Protests and outcomes are different based on geography
A homeowner’s success with property tax protests has a lot to do with their location.
This is a map that looks at property tax protests across the county, divided into Harris County cities and City of Houston Super Neighborhoods. The map does not include protests in unincorporated Harris County, but the subsequent table does.
The layers on this map help illustrate differences across the county:
- Median Homeowner Increase. This represents the average tax assessment increase for owner-occupied homes. It calculates the difference in tax assessed value between 2018 and 2019 for all properties in the boundary.
- Homeowner Protest Rate. This represents the percentage of homeowners who appealed their property tax assessment. It counts the number of unique protests and divides by the number of residential homestead discounts in the boundary.
- Homeowner Mean Savings. This represents the average savings on the tax assessed value for homeowners who protested their property tax.
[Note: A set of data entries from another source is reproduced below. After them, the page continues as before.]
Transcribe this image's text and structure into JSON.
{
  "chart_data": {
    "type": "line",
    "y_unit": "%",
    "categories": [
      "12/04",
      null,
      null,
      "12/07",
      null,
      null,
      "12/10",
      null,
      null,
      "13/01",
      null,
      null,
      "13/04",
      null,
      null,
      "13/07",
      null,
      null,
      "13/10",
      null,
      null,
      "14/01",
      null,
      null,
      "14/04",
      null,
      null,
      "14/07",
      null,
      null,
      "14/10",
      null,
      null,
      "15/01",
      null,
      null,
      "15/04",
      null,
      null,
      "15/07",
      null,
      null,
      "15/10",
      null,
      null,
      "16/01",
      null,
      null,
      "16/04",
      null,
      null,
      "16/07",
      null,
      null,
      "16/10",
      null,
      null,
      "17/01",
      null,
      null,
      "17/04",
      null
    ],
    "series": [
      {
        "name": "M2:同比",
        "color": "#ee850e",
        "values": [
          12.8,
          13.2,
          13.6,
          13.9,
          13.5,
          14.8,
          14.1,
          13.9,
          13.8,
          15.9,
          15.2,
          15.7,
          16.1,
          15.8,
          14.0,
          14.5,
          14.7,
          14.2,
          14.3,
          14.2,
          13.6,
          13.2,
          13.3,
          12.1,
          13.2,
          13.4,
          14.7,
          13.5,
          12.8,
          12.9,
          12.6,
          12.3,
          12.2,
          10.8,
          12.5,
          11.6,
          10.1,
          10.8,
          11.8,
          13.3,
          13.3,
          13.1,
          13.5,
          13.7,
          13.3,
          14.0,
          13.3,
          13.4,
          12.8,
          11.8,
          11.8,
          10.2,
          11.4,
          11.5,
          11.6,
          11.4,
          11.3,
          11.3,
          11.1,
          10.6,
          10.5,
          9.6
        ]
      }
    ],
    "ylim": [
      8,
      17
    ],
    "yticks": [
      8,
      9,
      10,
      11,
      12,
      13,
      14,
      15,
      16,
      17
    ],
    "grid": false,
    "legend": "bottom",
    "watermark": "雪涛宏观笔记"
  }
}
- Savings to Average Value. This metric standardizes how much is at stake for homeowners across the county. It calculates the median protest savings and divides by the median tax assessed value within the neighborhood.
- No Change. This represents protests where the ARB did not reduce the tax assessed value at all. In other words, the homeowner did not get anything for their time invested in their protest.
Dig in to the data:
Click on the image below and it will open an interactive table in a new browser window.
- Property tax increases for homeowners are generally uniform across the county, but there are exceptions.
- No matter what neighborhood you live in, you are likely to experience an increase in property taxes.
- Protest rates are higher in affluent neighborhoods and lower in low-income neighborhoods and communities of color.
- Positive outcomes (reductions) are more likely in affluent neighborhoods, such as Jersey Village or Bunker Hill Village.
- Negative outcomes (no change) are more likely in low-income neighborhoods, such as East Little York / Homestead and Denver Harbor.
- Homeowners who self-represent generally have slightly better outcomes than those who hire help, but the difference might not be worth the hassle.